A frequent source of confusion for potential homebuyers is the difference between a mortgage term and amortization period. A standard Canadian mortgage rate has a 5-year term with a 25-year amortization period.
Mortgage Term
The mortgage term is the length of time you commit to a low mortgage rate, lender, and associated best mortgage rate terms.
Mortgage Amortization Period
This is the length of time it will take you to repay your whole mortgage.
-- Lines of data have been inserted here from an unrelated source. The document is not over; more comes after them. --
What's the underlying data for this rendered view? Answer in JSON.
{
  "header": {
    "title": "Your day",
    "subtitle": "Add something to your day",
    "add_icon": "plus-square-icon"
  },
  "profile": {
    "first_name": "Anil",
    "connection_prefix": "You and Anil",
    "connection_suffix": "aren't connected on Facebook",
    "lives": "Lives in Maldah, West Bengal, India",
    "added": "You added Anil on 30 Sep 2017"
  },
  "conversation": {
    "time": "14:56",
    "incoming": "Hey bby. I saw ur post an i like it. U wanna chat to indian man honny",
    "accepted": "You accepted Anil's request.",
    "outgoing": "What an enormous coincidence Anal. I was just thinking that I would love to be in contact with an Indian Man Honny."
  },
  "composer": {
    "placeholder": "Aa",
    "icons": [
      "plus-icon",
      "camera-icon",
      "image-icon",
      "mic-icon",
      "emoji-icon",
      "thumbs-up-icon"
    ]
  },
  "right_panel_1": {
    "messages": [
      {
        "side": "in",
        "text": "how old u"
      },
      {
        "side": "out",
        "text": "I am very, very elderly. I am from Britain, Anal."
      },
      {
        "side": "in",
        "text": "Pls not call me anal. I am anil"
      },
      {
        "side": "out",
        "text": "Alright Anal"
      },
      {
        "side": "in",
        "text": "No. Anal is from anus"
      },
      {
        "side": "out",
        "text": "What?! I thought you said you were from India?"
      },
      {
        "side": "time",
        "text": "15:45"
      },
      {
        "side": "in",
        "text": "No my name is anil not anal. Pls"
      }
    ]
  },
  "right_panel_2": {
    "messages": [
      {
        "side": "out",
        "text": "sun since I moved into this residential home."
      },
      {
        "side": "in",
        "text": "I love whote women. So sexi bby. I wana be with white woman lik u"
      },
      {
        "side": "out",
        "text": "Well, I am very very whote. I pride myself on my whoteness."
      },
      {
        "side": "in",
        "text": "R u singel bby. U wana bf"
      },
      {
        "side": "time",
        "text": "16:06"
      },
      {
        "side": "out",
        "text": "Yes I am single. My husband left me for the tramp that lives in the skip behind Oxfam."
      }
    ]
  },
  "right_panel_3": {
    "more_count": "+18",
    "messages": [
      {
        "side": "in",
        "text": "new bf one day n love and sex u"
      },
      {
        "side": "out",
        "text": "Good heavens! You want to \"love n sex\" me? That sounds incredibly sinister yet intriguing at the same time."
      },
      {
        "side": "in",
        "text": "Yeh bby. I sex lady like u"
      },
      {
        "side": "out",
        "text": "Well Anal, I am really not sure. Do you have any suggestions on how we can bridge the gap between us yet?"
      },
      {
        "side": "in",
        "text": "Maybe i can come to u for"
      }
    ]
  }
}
Longer amortization periods lower your month-to-month payments, as you are paying your mortgage off over a greater number of years. But nevertheless, you will pay even more interest over the life of the mortgage.
Maximum Amortization Reduced to 30 years on March 18th, 2011
In January 2011, Minister Flaherty revealed that the maximum amortization duration on all CMHC insured houses would be lowered from 35 to 30 years.
Quite a few home buyers opt for a reduced amortization period leading to greater regular monthly payments if they have the means to do so, understanding that it encourages desirable saving habits and minimizes the overall interest payable.
Short vs. Long Term Amortization Periods
Prepayment privileges set out by your lender will determine whether you can reduce your amortization period, by either enhancing your regular month-to-month payments and/or putting lump sum payments towards the principal. Nevertheless, beyond these privileges, you will typically incur charges for making extra payments. According to the Canadian Association of Mortgage Professionals, 24 % of Canadians benefited from prepayment options in 2009.